“Are you going to have another?”, asked a well-meaning family member, out of the blue. Another cup of coffee? Another what? It could have been anything, but I knew exactly what they meant. Another baby. The question that fills me with dread.
It seems like when your first child enters toddlerhood, there is a societal expectation, or assumption, that all mothers are yearning for the next one. For me, that couldn’t be further from the truth.
Why assume there will be a next one? For many, one is enough.
After extreme prematurity, neonatal surgeries, a 3.5 month NICU stay, post natal anxiety, PTSD and a global pandemic, motherhood has well and truly consumed me, challenged me and changed me.
I feel like there is so much we still have to experience with Theo. He is a healthy and happy little boy ready to see the world. But it’s not just about Theo.
I am working hard on my own personal development and having further therapy for my trauma.

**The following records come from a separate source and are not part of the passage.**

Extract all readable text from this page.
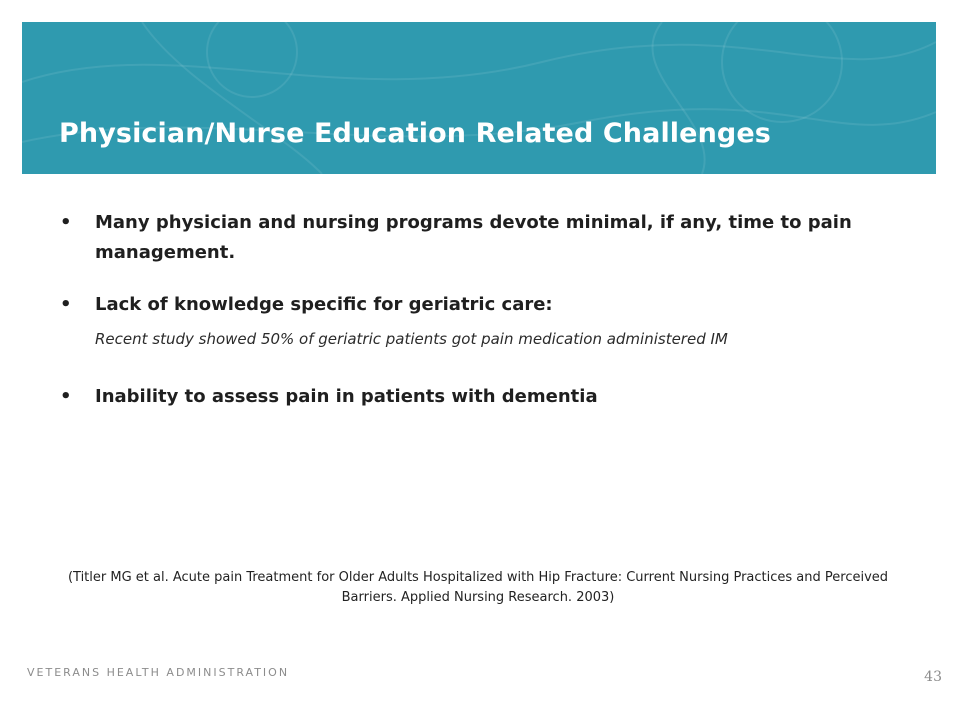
Physician/Nurse Education Related Challenges
• Many physician and nursing programs devote minimal, if any, time to pain management.
• Lack of knowledge specific for geriatric care:
Recent study showed 50% of geriatric patients got pain medication administered IM
• Inability to assess pain in patients with dementia
(Titler MG et al. Acute pain Treatment for Older Adults Hospitalized with Hip Fracture: Current Nursing Practices and Perceived Barriers. Applied Nursing Research. 2003)
VETERANS HEALTH ADMINISTRATION	43
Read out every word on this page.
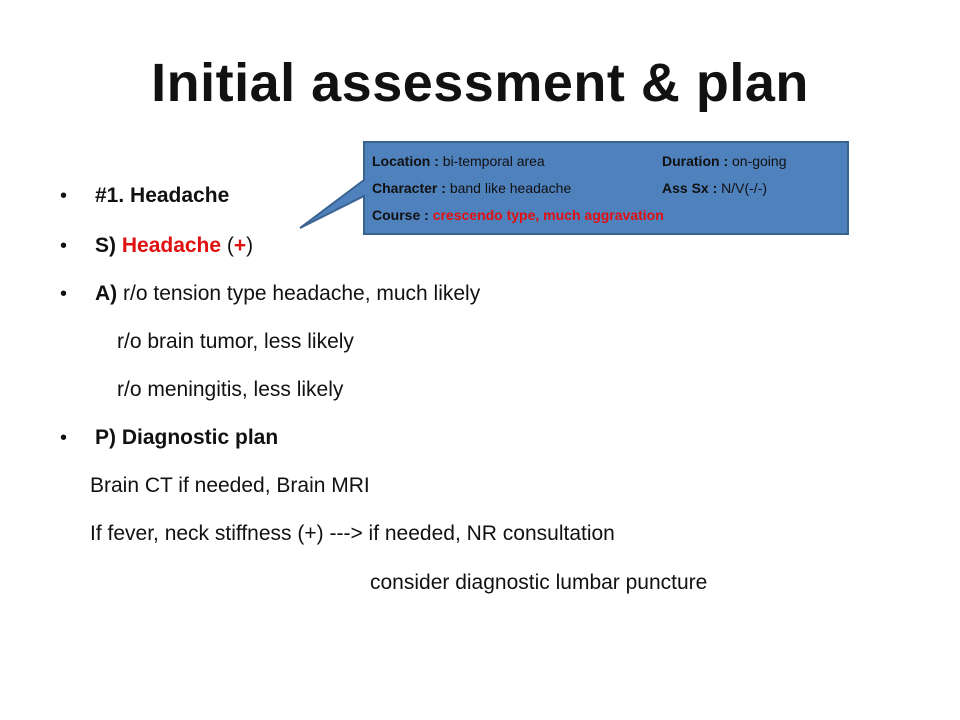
Initial assessment & plan
Location : bi-temporal area	Duration : on-going
Character : band like headache	Ass Sx : N/V(-/-)
Course : crescendo type, much aggravation
• #1. Headache
• S) Headache (+)
• A) r/o tension type headache, much likely
r/o brain tumor, less likely
r/o meningitis, less likely
• P) Diagnostic plan
Brain CT if needed, Brain MRI
If fever, neck stiffness (+) ---> if needed, NR consultation
consider diagnostic lumbar puncture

I am healing and reconnecting with parts of old myself. I want to write a book! I am unapologetically making myself a priority again.
Having another baby is not a priority right now, and perhaps it never will be. All I know is that this little boy and his Daddy complete me and they are all I need.
Now that restrictions are slowly lifting, we are ready to start living our best life and making memories that go beyond the local playground, as a family of 3.
Female adult life isn’t all about having babies. There is so much more available to us now.
Please always be careful when asking people about their family plans. You don’t always know what they’ve been through, or are going through.
Have you ever been asked a similar question and how did you deal with it? I’d love to know.